Having been involved in executive recruiting for 35 years, prospective clients often ask if our firm includes a formal personality assessment as part of our evaluation process. The answer is No, however we recently decided to re-assess the pros and cons of this evaluation tool.
It was not surprising to learn that the use of personality tests in the hiring process has been on the rise for the past 10 years. A recent survey by The Aberdeen Group indicates 56% of the companies surveyed are using a pre-hire assessment which can check personality, cognitive ability, and/or competency among other areas. The most frequently given reason for adding testing is to help withstand legal challenges. Another factor is the ease of completing and administering the tests on-line which is a huge advantage over the traditional pencil and paper process.
It was surprising to learn that there are over 2,500 different personality questionnaires offered in the marketplace. We did not attempt to evaluate all 2,500 but it is likely that each offers a unique method or process to assess potential candidates.

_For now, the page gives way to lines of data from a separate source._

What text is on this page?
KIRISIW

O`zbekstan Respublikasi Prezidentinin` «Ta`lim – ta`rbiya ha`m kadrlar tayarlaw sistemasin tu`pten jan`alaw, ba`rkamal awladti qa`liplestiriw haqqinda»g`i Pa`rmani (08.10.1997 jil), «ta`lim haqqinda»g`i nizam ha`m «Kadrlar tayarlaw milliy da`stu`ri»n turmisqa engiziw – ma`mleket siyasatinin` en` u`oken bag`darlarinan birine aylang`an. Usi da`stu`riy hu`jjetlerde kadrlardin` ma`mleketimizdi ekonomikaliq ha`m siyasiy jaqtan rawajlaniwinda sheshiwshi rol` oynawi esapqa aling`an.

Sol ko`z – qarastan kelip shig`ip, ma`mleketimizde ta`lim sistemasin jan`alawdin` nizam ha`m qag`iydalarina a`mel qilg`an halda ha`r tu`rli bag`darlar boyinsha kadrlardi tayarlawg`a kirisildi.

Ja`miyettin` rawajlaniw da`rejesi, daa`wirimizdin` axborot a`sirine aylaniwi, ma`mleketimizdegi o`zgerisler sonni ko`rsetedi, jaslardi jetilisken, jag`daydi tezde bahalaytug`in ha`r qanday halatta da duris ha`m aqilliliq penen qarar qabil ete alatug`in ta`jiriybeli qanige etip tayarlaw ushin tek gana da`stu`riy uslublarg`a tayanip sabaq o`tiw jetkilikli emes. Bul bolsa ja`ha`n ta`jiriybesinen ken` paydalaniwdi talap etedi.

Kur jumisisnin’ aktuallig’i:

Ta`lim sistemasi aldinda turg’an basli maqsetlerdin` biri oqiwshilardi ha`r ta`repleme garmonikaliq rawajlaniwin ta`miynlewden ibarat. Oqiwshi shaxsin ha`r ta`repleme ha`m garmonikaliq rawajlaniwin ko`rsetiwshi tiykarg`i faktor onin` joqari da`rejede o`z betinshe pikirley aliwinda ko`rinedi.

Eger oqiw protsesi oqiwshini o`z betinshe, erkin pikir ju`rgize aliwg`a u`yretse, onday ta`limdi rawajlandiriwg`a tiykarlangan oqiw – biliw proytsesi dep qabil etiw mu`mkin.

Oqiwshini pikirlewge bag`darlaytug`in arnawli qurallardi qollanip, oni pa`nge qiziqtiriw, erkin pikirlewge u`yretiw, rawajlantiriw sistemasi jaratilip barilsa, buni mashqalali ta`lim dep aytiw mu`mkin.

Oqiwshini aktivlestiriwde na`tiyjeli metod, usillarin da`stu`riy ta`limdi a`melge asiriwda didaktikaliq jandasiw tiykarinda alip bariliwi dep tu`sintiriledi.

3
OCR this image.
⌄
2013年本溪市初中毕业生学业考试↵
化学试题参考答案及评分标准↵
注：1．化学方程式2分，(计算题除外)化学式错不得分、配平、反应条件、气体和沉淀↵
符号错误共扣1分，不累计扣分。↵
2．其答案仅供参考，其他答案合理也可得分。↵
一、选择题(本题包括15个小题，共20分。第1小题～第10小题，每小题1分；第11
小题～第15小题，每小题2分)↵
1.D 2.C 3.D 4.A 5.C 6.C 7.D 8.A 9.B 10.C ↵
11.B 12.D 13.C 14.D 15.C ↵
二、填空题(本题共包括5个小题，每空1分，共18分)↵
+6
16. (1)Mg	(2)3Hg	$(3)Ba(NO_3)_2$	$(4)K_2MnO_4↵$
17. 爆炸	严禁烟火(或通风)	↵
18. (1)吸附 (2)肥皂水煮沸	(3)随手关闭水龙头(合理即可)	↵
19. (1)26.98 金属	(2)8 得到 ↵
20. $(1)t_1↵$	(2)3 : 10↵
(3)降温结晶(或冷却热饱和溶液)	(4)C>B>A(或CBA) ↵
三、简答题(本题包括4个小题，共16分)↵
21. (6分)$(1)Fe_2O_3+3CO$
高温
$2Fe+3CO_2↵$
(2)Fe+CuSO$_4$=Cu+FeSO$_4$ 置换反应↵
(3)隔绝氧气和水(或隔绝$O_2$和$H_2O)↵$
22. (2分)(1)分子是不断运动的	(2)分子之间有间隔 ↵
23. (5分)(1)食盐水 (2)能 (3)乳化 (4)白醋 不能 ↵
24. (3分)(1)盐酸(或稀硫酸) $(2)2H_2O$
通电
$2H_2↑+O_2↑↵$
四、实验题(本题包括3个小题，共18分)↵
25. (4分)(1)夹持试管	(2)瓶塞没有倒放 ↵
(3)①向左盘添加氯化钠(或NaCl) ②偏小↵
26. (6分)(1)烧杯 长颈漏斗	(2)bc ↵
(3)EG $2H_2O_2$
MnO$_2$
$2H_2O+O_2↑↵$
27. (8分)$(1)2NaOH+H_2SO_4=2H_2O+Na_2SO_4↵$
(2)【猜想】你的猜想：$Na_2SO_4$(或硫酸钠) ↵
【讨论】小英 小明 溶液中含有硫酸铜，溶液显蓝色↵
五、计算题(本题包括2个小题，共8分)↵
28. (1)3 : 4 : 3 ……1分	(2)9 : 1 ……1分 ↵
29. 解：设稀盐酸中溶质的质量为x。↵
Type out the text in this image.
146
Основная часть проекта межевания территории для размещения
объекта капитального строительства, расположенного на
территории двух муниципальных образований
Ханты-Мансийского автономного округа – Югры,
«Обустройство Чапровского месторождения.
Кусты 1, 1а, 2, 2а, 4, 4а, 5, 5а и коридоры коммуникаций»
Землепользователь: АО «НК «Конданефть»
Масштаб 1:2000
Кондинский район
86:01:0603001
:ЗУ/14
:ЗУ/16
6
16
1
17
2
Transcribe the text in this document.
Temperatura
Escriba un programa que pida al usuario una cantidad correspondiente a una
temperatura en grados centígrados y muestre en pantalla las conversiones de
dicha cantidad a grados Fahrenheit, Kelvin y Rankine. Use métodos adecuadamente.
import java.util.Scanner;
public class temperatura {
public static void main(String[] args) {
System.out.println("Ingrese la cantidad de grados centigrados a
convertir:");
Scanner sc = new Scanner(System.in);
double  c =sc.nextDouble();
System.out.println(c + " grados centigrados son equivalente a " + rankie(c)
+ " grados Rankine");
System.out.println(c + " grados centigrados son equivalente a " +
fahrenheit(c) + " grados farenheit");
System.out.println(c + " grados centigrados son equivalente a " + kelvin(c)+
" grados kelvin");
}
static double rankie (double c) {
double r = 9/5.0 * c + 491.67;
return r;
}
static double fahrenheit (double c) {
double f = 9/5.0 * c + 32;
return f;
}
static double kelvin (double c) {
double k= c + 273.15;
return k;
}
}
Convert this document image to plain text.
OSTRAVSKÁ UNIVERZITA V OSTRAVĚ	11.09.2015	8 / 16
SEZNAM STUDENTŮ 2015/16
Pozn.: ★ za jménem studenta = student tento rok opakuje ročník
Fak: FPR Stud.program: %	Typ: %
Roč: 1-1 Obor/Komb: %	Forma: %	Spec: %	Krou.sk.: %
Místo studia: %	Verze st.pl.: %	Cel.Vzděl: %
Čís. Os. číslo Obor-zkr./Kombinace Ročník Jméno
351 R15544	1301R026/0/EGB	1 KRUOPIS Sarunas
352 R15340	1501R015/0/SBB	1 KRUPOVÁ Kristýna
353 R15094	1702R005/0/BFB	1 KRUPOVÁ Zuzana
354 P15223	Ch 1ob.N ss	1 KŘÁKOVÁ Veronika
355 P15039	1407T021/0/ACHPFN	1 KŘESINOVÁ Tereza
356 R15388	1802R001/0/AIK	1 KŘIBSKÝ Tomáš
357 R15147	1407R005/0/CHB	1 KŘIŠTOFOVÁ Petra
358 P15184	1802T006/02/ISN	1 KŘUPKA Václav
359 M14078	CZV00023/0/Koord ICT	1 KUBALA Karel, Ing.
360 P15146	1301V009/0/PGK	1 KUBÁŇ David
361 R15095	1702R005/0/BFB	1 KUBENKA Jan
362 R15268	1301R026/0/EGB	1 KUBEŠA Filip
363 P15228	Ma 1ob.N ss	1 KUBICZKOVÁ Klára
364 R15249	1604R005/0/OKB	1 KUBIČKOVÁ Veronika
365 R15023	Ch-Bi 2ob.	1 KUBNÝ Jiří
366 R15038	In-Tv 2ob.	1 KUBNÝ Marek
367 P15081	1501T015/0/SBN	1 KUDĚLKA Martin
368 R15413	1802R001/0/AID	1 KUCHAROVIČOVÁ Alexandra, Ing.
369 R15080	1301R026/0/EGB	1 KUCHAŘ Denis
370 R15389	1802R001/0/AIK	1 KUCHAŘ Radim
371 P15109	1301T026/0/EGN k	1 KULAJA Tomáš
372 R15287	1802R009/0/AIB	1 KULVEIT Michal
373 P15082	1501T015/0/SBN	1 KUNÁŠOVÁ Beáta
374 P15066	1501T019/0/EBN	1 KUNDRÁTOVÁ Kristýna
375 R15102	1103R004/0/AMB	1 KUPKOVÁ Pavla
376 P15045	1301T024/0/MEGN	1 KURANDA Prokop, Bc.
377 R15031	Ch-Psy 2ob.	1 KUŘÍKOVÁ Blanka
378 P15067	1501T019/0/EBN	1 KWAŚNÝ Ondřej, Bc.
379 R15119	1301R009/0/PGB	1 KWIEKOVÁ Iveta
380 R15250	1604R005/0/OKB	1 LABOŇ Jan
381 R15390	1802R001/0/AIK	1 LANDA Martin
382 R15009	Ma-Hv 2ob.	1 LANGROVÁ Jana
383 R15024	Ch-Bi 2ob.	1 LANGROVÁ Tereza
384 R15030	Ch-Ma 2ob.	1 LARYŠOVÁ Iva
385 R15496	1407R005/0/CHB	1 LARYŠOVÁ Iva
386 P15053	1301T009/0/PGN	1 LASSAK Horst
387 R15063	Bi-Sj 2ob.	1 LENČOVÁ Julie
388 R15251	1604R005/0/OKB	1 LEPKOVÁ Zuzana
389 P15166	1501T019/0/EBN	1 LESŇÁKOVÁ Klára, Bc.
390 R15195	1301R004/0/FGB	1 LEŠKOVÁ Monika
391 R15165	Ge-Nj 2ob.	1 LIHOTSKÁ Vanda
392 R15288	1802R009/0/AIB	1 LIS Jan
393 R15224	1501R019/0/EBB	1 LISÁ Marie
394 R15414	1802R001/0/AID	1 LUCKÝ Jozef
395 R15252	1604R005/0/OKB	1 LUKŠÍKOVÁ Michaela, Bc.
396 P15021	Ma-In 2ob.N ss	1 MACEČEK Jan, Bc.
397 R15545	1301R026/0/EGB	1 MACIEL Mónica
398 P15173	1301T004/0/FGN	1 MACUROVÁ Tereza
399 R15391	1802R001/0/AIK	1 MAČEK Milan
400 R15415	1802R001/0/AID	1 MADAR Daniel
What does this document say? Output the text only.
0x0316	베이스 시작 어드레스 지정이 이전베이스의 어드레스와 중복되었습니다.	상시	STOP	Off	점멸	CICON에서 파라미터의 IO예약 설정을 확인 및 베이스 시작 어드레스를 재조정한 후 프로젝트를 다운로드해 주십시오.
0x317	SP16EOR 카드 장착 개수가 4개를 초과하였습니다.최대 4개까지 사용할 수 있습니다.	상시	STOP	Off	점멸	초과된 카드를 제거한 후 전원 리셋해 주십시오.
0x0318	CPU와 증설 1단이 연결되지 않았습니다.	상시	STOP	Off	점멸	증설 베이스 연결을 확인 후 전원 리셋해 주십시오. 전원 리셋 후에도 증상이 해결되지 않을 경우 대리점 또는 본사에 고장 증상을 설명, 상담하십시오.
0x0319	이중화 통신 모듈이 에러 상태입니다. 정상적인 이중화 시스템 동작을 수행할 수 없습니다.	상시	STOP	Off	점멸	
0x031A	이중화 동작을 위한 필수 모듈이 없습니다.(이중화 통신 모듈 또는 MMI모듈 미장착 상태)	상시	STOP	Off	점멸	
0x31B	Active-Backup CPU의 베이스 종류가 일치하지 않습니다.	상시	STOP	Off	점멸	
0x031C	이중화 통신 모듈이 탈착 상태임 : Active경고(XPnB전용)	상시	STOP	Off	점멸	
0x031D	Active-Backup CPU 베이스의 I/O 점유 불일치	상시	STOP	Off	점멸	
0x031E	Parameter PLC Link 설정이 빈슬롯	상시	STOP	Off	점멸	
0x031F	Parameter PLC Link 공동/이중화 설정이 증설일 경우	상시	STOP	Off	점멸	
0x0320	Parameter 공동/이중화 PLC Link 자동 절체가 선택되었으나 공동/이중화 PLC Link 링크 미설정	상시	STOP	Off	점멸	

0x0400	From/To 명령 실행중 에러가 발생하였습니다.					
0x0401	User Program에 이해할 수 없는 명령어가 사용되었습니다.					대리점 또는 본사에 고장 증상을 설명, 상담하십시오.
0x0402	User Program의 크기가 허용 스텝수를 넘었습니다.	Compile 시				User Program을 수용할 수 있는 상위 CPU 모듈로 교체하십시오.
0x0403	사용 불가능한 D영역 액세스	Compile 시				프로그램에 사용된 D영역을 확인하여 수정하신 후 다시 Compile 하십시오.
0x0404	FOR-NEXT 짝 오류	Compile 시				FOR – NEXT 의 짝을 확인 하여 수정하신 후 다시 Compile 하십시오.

It logically follows that each test also has the potential of reaching a slightly different conclusion about the personality components they are focused on. It is critical to understand that assessments often focus on specific character traits. For example, the test used to evaluate the technical capabilities of an engineer is not the same one that should be used to evaluate the gregarious nature of a salesman. This obvious example is only mentioned to highlight the fact that “one size does not fit all”.
JSA has numerous clients who utilize personality assessments in their internal process. Their use ranges from having the candidate complete a simple form (DISC, Briggs-Meyers, Caliper, or the Cleaver Profile) to having the candidate meet face-to-face with an assessment and development professional. The latter method can be expensive and is primarily used for senior level executive placements.
The purpose of this article is to offer some things to think about if you are considering adding this tool to your evaluation process, or if you are evaluating your current testing methods and looking for alternatives. Here are some things to keep in mind:
- Make sure they’re legal. We were surprised to learn in our research that the EEOC does not automatically accept the results from all standardized tests as non-discriminatory. Hiring a professional firm will mitigate this risk but, as noted earlier, can be very expensive. How the test is created, its intended purpose and how you administer the results are all areas that may be challenged if the test is used as a reason for hiring or not hiring the candidate.
- Choose the test that measures what you need. Some companies ask every prospective candidate to complete the exact same assessment questionnaire. Our observation is that the company then either does not fully utilize the test results or they use the results to help predict if there is a good personality fit with the rest of the Team. JSA has seen this used very effectively early in the evaluation process by a small firm (less than 100 employees) to quickly eliminate candidates that would not be a good “fit”. However, in doing so it also could eliminate some well-qualified candidates just because of the way they elected to answer a series of questions. This leads us to our 3rd point to keep in mind.
- Be aware of the limits of the test you are using. Reputable tests can identify personality traits however none can actually predict whether a person will succeed in a job. Management style (theirs and yours), corporate culture, previous experience and training all have a huge impact on the future success of a candidate.
Since our firm fills various senior level positions for a wide variety of clients in the heavy equipment industry, we continue to believe that using one standardized test to assess candidate potential and organizational “fit” is not a good tool for us. As we have highlighted in past articles for this magazine, the most important foundation for hiring the right candidate starts with development of an accurate and comprehensive job description. The position spec identifies company values and character traits that are required for each specific role. Interview questions and reference questions can then be honed to evaluate how a candidate will “fit” and how his or her experience will contribute in this new role.
We have no doubt that a standardized testing process, which is properly understood and accurately administered is a valuable tool that should be considered. However, it should be only one of many tools in your process and should not displace the face-to-face interview complete with questions designed to validate your initial “gut feel” about each finalist candidate you meet.